Let $n$ and $m$ be integers such that $5$ divides $1+2n^2+3m^2.$ Then show that $5$ divides $n^2-1.$ 
Let $n$ and $m$ be integers such that $5$ divides $1+2n^2+3m^2.$ Then show that $5$ divides $n^2-1.$

$\textbf{My attempts} :$
From the condition, we can write $$1+2n^2+3m^2\equiv 0(\mod 5)\tag 1$$
Now, since $5$ is prime so by Fermat's little theorem, we can write $$n^4\equiv 1(\mod 5)\quad\text{and} \quad m^4\equiv 1(\mod 5).$$
So, we get $n^4-m^4\equiv 0(\mod 5)$.
Since $5$ prime so, either $5|(m^2+n^2)$ or $5|(m^2-n^2).$
Now if $5|(m^2+n^2)$ then from $(1)$ we get $$1-n^2+3n^2+3m^2\equiv 0(\mod 5)$$ So, we are done.

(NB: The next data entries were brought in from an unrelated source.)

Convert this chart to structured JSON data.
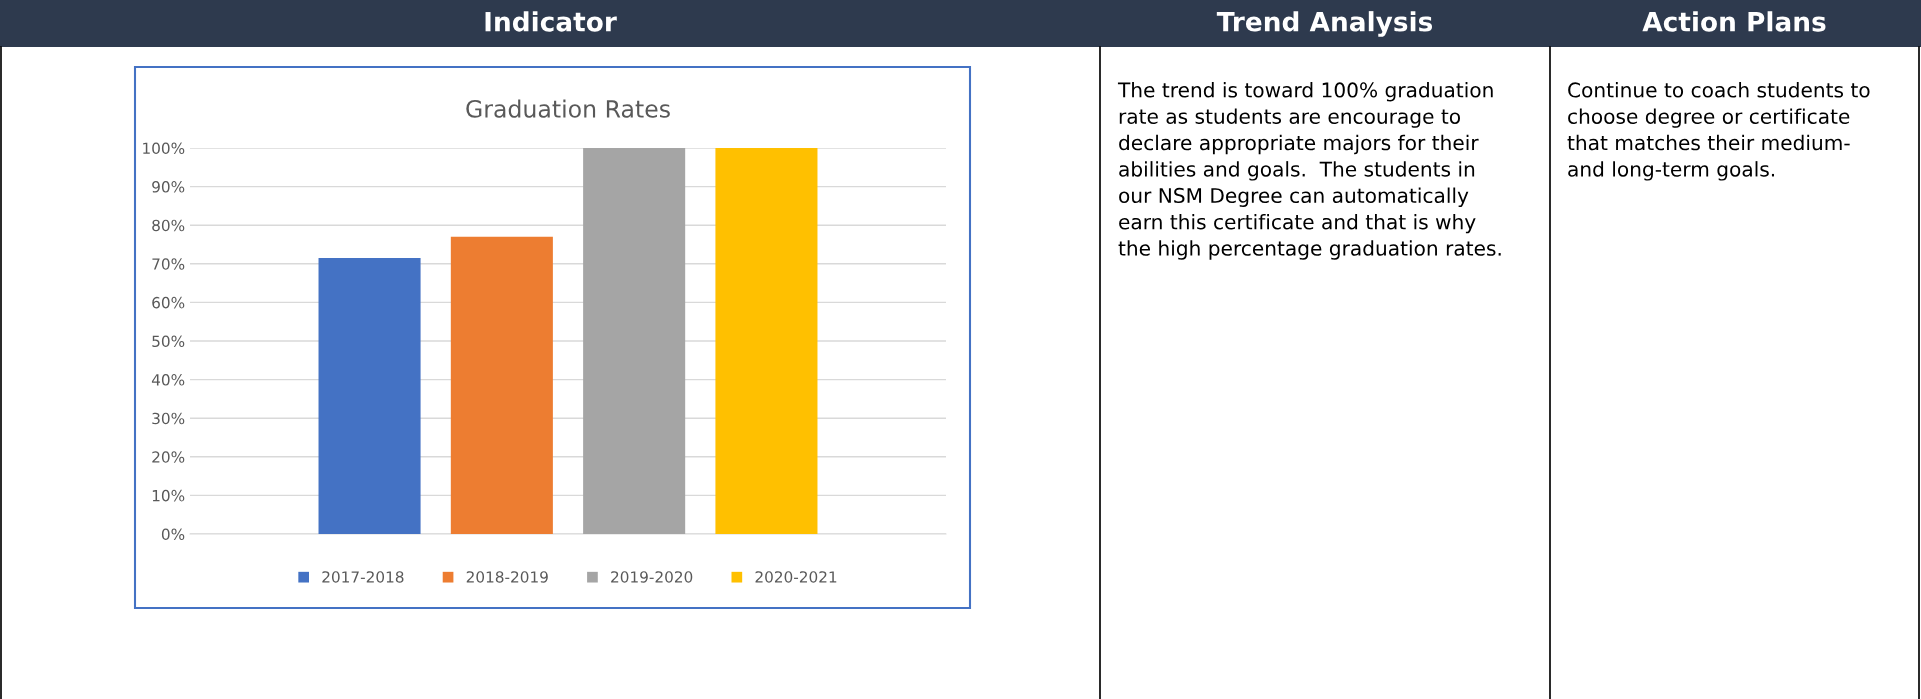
{
  "chart_data": {
    "type": "bar",
    "title": "Graduation Rates",
    "categories": [
      null
    ],
    "series": [
      {
        "name": "2017-2018",
        "color": "#4472c4",
        "values": [
          71.5
        ]
      },
      {
        "name": "2018-2019",
        "color": "#ed7d31",
        "values": [
          77
        ]
      },
      {
        "name": "2019-2020",
        "color": "#a5a5a5",
        "values": [
          100
        ]
      },
      {
        "name": "2020-2021",
        "color": "#ffc000",
        "values": [
          100
        ]
      }
    ],
    "ylim": [
      0,
      100
    ],
    "yticks": [
      {
        "value": 0,
        "label": "0%"
      },
      {
        "value": 10,
        "label": "10%"
      },
      {
        "value": 20,
        "label": "20%"
      },
      {
        "value": 30,
        "label": "30%"
      },
      {
        "value": 40,
        "label": "40%"
      },
      {
        "value": 50,
        "label": "50%"
      },
      {
        "value": 60,
        "label": "60%"
      },
      {
        "value": 70,
        "label": "70%"
      },
      {
        "value": 80,
        "label": "80%"
      },
      {
        "value": 90,
        "label": "90%"
      },
      {
        "value": 100,
        "label": "100%"
      }
    ],
    "grid": "y",
    "legend": "bottom",
    "tick_labels": "y",
    "annotations": [
      "Indicator",
      "Trend Analysis",
      "Action Plans",
      "The trend is toward 100% graduation\nrate as students are encourage to\ndeclare appropriate majors for their\nabilities and goals.  The students in\nour NSM Degree can automatically\nearn this certificate and that is why\nthe high percentage graduation rates.",
      "Continue to coach students to\nchoose degree or certificate\nthat matches their medium-\nand long-term goals."
    ]
  }
}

Now, if $5|(m^2-n^2)$ then from $(1)$ we get $$1+5n^2-3n^2+3m^2\equiv 0(\mod 5).$$ So, we shall arrive at a contradiction that $1\equiv 0(\mod 5).$
In this way, I have tried to solve this problem. I will be highly obliged if you kindly check this or correct me.
Thanks in advance.
 A: squares are $0,1,4 \pmod 5$   so $3m^2 \equiv 0,3,2 \pmod 5,$ next $1+3m^2 \equiv 1,4,3 \pmod 5$ Finally
$$ -(1+3m^2)  \equiv 4,1,2 \pmod 5 \; , \; \;  $$
$$  2 n^2 \equiv 0,2,3 \pmod 5 $$
The overlap of these two lists, $4,1,2$  and $0,2,3$  is the single possibility $2.$  That is, we need $2n^2 \equiv 2 \pmod 5$ and $n^2 \equiv 1 \pmod 5$
A: You can make it a bit easier. The cool thing working $\mod 5$ is that squares are always $\equiv 0$ or $\equiv \pm 1$ (you see this by just entering all possibilities). If you know that
$$
1+2n^2+3m^2 \equiv 0 \mod 5
$$
test out the possibilities of $n,m \mod 5$ to see what works:
\begin{align}
n^2\equiv 0, m^2\equiv 0 \Rightarrow 1+2n^2+3m^2\equiv 1 \not\equiv 0 \\
n^2\equiv 1, m^2\equiv 0 \Rightarrow 1+2n^2+3m^2\equiv 3 \not\equiv 0 \\
n^2\equiv -1, m^2\equiv 0 \Rightarrow 1+2n^2+3m^2\equiv -1 \not\equiv 0 \\ \\
n^2\equiv 0, m^2\equiv 1 \Rightarrow 1+2n^2+3m^2\equiv 4 \not\equiv 0 \\
n^2\equiv 1, m^2\equiv 1 \Rightarrow 1+2n^2+3m^2\equiv 6 \not\equiv 0 \\
n^2\equiv -1, m^2\equiv 1 \Rightarrow 1+2n^2+3m^2\equiv 2 \not\equiv 0 \\ \\
n^2\equiv 0, m^2\equiv -1 \Rightarrow 1+2n^2+3m^2\equiv -2 \not\equiv 0 \\
n^2\equiv 1, m^2\equiv -1 \Rightarrow 1+2n^2+3m^2\equiv 0 \\
n^2\equiv -1, m^2\equiv -1 \Rightarrow 1+2n^2+3m^2\equiv -4\not\equiv 0 \\
\end{align}
By the table above you (you could also get this by systematic thinking without trying out all possibilities), you see that $n^2\equiv 1$ which means that $n^2-1\equiv 0 \mod 5$, so $n^2-1$ is divisible by $5$ if $1+2n^2+3m^2$ is (and in that case you also know that $m^2+1$ is divisible by $5$ as well)
A: If $1+2n^2+3m^2\equiv 0\pmod 5$, then $n^2\equiv m^2+2$.
Since the only squares modulo $5$ are $0,\pm 1$, the only values for $n^2$ and $m^2$ are $n^2\equiv 1\pmod 5$ and $m^2\equiv -1\pmod 5$.